Harvest is underway for Alfalfa County and the Cherokee area.
Reports have come in that harvest has started in parts of Alfalfa County.
With harvest underway, here are a few safety reminders for during harvest.
During the harvest season, there are many hours spent in combines, tractors, trucks and other equipment by farmers and workers who will be transporting large equipment on our roads and highways.
Some workers may be young, new or inexperienced, so it’s always a good suggestion to go over safety considerations with all workers to teach the importance of safety on the farm.
Agriculture ranks among the nation’s most hazardous industries. Farmers are at very high risk for both fatal and nonfatal injuries.
Farming is one of the few industries involving family members, who often share the work and live on the premises.
According to the Center for Disease Control and Prevention (CDC), an estimated 893,000 youth under 20 years of age resided on farms in 2014, with about 450,000 youth performing farm work.
In 2017, 416 farmers and farm workers died from a work-related injury, resulting in a fatality rate of 20.4 deaths per 100,000 workers.
Tractor overturns were the leading cause of death for these farmers and farm workers.
Here are a few safety tips to consider on the farm:
• Read operators manual(s).
• Install Slow-Moving Vehicle (SMV) signs.
• Wear seat belts.
• Put equipment in neutral or park, engage parking brake, and turn off engine before dismounting. Wait until all mechanisms have stopped moving before attempting to service or unclog a machine.
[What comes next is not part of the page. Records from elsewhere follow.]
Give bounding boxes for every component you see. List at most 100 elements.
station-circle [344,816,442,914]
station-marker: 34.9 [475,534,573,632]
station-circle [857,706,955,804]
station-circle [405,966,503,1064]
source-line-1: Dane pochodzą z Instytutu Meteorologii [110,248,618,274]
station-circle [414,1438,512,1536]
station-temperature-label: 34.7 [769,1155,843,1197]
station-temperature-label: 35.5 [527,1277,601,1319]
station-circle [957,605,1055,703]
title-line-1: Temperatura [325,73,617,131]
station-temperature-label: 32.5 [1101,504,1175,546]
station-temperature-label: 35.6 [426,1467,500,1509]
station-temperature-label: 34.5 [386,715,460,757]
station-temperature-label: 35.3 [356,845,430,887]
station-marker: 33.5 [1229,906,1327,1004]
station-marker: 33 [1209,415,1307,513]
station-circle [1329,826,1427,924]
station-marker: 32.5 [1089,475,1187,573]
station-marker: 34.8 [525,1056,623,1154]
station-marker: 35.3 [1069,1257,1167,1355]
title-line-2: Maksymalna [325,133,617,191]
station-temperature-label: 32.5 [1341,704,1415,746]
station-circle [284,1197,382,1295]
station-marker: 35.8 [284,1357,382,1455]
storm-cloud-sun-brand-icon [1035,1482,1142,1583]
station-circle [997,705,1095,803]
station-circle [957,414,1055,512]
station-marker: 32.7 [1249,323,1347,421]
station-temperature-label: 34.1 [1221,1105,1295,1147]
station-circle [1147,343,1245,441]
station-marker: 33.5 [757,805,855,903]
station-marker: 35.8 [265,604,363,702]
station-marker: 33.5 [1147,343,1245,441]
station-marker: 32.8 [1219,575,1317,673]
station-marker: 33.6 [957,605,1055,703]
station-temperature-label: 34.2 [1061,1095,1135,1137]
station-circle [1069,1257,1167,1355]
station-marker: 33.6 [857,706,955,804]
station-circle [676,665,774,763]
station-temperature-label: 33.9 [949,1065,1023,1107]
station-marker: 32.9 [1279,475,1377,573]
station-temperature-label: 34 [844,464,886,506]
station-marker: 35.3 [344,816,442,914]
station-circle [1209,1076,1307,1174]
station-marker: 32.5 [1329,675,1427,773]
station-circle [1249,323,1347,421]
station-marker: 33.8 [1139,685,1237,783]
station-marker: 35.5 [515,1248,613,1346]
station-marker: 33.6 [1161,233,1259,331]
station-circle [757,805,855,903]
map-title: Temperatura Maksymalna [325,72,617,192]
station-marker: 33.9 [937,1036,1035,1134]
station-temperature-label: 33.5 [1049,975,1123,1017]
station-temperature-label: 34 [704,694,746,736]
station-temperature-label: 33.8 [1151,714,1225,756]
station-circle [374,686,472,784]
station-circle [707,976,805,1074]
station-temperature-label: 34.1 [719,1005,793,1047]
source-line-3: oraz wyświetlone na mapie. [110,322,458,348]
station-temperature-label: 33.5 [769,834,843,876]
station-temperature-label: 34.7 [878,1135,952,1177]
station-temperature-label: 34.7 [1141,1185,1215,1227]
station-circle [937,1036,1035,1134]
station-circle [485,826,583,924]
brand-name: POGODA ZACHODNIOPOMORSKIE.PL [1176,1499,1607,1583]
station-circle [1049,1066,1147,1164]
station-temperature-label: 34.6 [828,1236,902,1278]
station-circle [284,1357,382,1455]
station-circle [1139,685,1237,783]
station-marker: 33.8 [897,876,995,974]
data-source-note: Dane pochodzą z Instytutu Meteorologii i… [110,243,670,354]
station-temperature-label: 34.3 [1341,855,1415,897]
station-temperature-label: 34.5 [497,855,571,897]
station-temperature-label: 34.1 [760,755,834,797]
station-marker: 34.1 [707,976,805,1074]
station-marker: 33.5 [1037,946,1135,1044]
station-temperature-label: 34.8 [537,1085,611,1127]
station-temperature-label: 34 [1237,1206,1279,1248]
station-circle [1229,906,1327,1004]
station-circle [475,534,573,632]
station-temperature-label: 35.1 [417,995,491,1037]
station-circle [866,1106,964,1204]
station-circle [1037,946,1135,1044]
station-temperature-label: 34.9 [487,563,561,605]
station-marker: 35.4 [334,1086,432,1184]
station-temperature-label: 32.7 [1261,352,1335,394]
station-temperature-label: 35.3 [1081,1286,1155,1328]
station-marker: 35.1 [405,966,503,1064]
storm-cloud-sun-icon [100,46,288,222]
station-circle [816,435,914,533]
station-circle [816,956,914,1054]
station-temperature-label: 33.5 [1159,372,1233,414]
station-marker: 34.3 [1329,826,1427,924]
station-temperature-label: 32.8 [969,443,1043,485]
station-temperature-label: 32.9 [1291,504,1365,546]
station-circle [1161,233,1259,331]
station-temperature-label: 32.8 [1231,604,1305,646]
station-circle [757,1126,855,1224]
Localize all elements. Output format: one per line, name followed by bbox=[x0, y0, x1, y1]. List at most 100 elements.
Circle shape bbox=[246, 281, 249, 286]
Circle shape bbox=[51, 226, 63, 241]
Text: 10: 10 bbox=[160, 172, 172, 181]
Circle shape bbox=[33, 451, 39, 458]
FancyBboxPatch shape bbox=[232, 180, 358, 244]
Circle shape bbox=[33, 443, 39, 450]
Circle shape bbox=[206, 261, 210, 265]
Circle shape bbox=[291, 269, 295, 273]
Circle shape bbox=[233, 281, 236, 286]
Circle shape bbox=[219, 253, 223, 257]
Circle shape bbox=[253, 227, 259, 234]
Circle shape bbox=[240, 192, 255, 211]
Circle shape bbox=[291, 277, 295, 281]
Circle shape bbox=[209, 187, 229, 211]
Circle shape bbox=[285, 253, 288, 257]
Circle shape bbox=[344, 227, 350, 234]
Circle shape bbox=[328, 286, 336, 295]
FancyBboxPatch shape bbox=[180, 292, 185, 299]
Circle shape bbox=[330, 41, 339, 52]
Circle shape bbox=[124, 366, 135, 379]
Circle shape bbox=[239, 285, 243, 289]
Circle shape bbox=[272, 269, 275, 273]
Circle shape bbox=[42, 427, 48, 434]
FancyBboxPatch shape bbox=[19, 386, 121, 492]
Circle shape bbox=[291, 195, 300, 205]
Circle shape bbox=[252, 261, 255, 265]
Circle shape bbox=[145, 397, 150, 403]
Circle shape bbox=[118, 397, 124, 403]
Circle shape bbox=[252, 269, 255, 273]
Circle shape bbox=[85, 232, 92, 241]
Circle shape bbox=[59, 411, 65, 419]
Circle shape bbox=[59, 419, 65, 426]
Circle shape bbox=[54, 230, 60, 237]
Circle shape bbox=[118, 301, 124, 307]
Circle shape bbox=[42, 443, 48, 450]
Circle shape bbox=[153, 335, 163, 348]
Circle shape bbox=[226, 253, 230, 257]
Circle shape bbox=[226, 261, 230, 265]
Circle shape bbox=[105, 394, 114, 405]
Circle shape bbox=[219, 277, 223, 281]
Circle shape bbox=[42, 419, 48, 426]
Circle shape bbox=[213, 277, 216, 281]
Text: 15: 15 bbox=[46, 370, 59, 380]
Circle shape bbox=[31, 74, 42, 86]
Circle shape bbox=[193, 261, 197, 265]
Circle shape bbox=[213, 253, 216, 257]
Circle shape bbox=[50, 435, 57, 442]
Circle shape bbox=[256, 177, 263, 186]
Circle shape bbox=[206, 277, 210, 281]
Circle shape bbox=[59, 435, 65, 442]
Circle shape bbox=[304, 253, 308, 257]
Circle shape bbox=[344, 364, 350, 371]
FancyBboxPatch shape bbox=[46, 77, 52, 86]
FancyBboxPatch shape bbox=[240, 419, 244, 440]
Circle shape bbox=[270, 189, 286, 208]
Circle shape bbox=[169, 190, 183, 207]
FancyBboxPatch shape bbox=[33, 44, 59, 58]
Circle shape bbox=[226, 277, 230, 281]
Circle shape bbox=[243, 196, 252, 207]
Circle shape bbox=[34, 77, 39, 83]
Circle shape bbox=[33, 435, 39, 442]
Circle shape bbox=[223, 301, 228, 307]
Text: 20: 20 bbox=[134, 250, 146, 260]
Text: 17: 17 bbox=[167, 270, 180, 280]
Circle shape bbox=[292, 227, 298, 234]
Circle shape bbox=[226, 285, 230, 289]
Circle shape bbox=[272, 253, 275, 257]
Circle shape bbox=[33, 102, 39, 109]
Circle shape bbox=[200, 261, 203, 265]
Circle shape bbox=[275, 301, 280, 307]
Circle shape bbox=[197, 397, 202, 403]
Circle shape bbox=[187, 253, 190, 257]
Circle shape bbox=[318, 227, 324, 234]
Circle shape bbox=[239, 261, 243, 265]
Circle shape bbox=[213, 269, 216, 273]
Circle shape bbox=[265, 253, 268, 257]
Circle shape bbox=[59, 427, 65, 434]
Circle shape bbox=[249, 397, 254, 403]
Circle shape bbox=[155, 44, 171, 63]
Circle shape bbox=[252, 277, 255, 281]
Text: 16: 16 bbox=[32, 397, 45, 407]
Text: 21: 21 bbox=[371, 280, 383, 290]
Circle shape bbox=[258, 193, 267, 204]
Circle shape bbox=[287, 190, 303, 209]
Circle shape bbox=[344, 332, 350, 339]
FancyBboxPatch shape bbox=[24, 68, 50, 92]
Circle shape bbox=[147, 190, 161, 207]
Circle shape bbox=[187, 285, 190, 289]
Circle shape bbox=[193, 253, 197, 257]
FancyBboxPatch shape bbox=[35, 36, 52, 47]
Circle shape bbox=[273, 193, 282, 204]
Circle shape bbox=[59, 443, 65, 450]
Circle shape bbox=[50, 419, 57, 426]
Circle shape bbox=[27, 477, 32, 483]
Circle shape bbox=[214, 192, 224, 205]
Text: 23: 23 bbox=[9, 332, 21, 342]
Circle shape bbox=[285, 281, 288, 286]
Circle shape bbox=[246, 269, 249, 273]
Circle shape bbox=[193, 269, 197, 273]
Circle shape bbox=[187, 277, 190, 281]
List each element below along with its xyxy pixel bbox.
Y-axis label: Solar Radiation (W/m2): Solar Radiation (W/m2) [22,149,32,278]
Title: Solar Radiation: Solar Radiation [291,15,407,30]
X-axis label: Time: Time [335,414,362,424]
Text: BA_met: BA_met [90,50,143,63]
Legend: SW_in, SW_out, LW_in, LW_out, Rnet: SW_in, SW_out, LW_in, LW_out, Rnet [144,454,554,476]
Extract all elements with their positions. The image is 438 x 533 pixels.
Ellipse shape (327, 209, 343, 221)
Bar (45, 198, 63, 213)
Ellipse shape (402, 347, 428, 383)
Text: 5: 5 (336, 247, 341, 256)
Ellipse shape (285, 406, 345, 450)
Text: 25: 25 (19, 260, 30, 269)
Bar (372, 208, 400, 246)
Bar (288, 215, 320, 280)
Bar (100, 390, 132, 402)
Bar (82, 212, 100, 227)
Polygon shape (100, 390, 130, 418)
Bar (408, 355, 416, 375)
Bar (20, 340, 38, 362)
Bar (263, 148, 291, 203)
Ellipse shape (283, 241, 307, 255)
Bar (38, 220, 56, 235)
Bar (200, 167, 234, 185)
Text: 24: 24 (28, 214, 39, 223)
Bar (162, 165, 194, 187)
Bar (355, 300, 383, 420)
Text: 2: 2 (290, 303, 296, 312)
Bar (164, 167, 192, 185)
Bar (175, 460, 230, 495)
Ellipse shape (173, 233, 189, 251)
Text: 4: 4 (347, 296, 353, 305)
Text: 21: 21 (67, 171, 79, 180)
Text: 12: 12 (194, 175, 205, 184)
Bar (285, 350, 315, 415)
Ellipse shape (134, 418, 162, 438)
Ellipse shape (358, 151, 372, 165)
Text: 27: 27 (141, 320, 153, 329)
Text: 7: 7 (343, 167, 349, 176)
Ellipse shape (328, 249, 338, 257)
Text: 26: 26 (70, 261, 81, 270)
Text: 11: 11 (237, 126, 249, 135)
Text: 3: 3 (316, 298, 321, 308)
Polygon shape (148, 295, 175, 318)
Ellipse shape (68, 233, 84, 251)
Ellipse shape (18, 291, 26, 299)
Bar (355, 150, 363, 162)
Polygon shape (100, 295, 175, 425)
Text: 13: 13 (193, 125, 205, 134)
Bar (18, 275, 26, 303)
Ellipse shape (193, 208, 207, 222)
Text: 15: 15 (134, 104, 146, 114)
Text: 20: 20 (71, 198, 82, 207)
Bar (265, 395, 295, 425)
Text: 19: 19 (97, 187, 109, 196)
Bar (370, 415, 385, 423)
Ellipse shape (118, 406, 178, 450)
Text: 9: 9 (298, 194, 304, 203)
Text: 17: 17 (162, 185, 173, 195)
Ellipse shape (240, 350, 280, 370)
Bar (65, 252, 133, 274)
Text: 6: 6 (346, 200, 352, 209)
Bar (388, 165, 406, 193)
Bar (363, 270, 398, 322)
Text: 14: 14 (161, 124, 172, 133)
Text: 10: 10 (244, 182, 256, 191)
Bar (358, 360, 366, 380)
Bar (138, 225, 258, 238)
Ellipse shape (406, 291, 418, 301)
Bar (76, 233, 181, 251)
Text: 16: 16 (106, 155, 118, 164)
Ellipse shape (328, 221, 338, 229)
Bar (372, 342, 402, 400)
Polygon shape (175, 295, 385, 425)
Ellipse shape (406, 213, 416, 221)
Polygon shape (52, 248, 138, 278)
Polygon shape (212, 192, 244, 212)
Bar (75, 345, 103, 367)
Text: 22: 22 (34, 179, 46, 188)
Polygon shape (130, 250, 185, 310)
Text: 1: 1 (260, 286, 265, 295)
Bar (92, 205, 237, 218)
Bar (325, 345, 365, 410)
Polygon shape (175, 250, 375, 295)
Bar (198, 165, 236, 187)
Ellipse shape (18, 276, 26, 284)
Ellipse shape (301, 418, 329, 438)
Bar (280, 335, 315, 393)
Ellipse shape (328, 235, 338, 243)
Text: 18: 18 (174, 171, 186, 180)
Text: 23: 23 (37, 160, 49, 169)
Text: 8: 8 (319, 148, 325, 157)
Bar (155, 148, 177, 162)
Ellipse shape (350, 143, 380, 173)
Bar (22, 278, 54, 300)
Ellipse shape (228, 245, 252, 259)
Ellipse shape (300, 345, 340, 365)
• Locking hydraulic cylinders or supporting the head prior to working under it is always recommended.
• Limit riders on equipment. Instructional seats are designed for training or diagnosing machine problems.
• Keep all guards in place.
• Get enough sleep.
• Train all operators to safely operate the equipment.
• Fatigue, stress, medication, alcohol and drugs cause you to not focus on tasks.
• Have all safety equipment in proper condition and ready to use such as safety glasses, hearing protection and respiratory masks.
• Have ROPS (rollover protective structures) fitted on tractors.
Safety on Public Roads
Everyone on the roads can work together to prevent traffic collisions involving farm equipment.
Use all required available safety devices and driving skills when operating farm equipment on public roads.
Roll-over protection, safety hitch, SMV emblem, rear-view mirrors, signal lights, hand signals, clearance lights and/or reflectors are all aids to safety on the highway. Make sure all loads are properly secured.
Allow traffic to pass. Be considerate of others, and pull over to the shoulder when necessary. Keep your tractor and implements in your lane.
If your equipment is wider than the traffic lane, keep it over on the shoulder. Avoid excessive speed and drive defensively.
One of the most important items to remember is to be patient with tractors and combines as they travel between fields.